By this point, Hoyle was veering increasingly far from the scientific mainstream. He became convinced that extraterrestrial life had seeded Earth's biology and shaped its ongoing development. Extrapolating from the presence of carbon compounds in interstellar dust, Hoyle and the Cardiff astronomer Chandra Wickramasinghe argued that genetic material rains onto Earth and becomes incorporated into terrestrial genomes. Diseases were one consequence of this, marked by correlations between outbreaks and celestial phenomena such as comets and meteor storms. Hoyle and Wickramasinghe suggested that the AIDS virus arrived from space in the mid-1970s and was originally passed to humans from rainwater via cuts on their feet.

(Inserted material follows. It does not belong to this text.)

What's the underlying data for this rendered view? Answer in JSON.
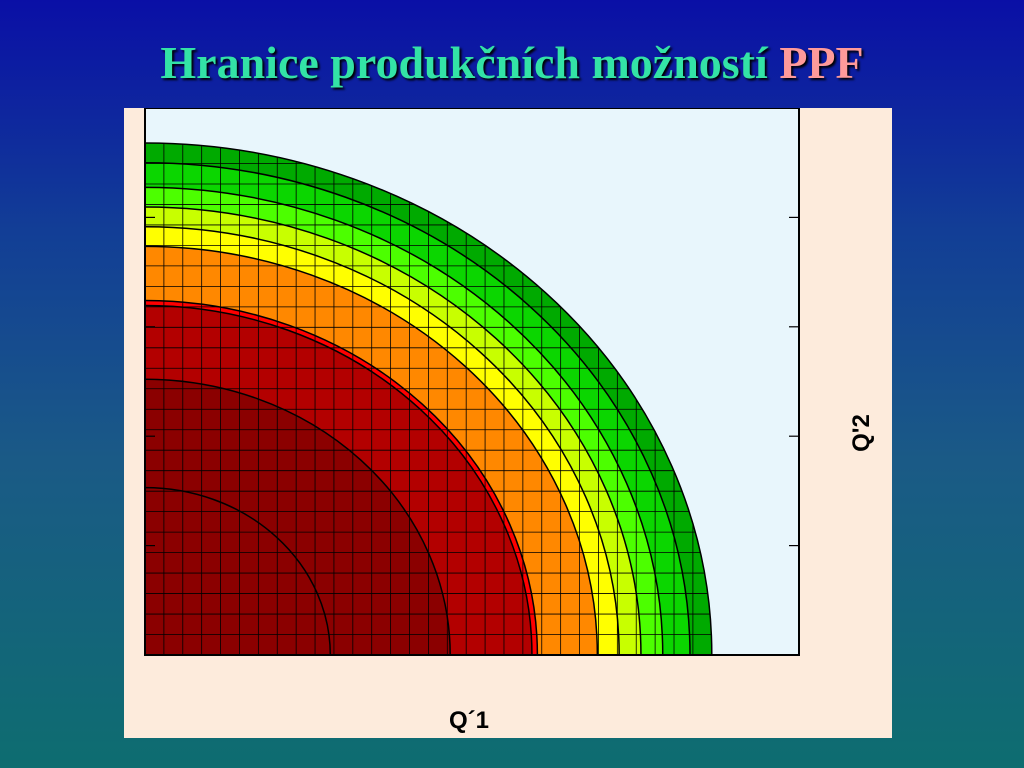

Scientific reaction to such ideas was overwhelmingly dismissive, sometimes hostile. Reviewing one of Hoyle and Wickramasinghe's life-from-space books, the Oxford chemist Peter Atkins said it was "not worth the paper it is written on." Further controversy ensued over the authenticity of the Natural History Museum's celebrated fossil specimen of archaeopteryx, a transitional species between dinosaurs and birds. Few scientists were impressed by the claims of Hoyle and several collaborators that the fossil's feather impressions were made by someone using bird feathers and cement.

Disputes like these brought Hoyle favorable attention from critics of Darwinian evolution. There were, however, notable differences between Hoyle's views and those of the antievolutionists. Hoyle's life-from-space picture was naturalistic; it could supplement rather than replace the Darwinian view. Moreover, in criticizing Big Bang theory as leaving insufficient time for life to develop, Hoyle was at an opposing extreme from biblical literalists who thought the universe was merely a few thousand years old.

Such tensions became evident during an Arkansas legal battle in the early 1980s, when the American Civil Liberties Union challenged a state law requiring that creationism be taught alongside evolution in public schools. Hoyle wrote a London Times article arguing that Darwinism deserved no privileged status, and Wickramasinghe went to Arkansas to testify for the state. Under cross-examination, Wickramasinghe said that there was no scientific basis for positing a universe thousands of years old, and that he and Hoyle believed it to be "essentially eternal." When he later upheld the ACLU's challenge, the judge expressed puzzlement that the state had called a witness so inimical to its case.

Nevertheless, one piece of Hoyle's thinking frequently resurfaces in arguments for creationism and intelligent design. Hoyle depicted the presumed origin of life from nonliving matter on the primordial Earth as being as implausible as the assembly of a functional jetliner by a tornado whirling through a junkyard. This analogy is vivid but dubious. The standard scientific view assumes life to have originated not in a single leap from simple chemicals to cells but through gradual accumulations of chemical complexity. Yet the junkyard tornado analogy spins on, often shorn of its origin-of-life context and serving as a supposed point against any evolutionary change.

The Nobel Prize committee eventually honored William Fowler, the man who confirmed Hoyle's carbon resonance prediction, but Hoyle himself never won a Nobel, even though many scientists believed he deserved one for his work on stellar nucleosynthesis. The Nobel committee may have been deterred by his more far-out ideas. Still, Hoyle received various other honors, was knighted as Sir Fred, and died at age 86, having generated much light as well as heat.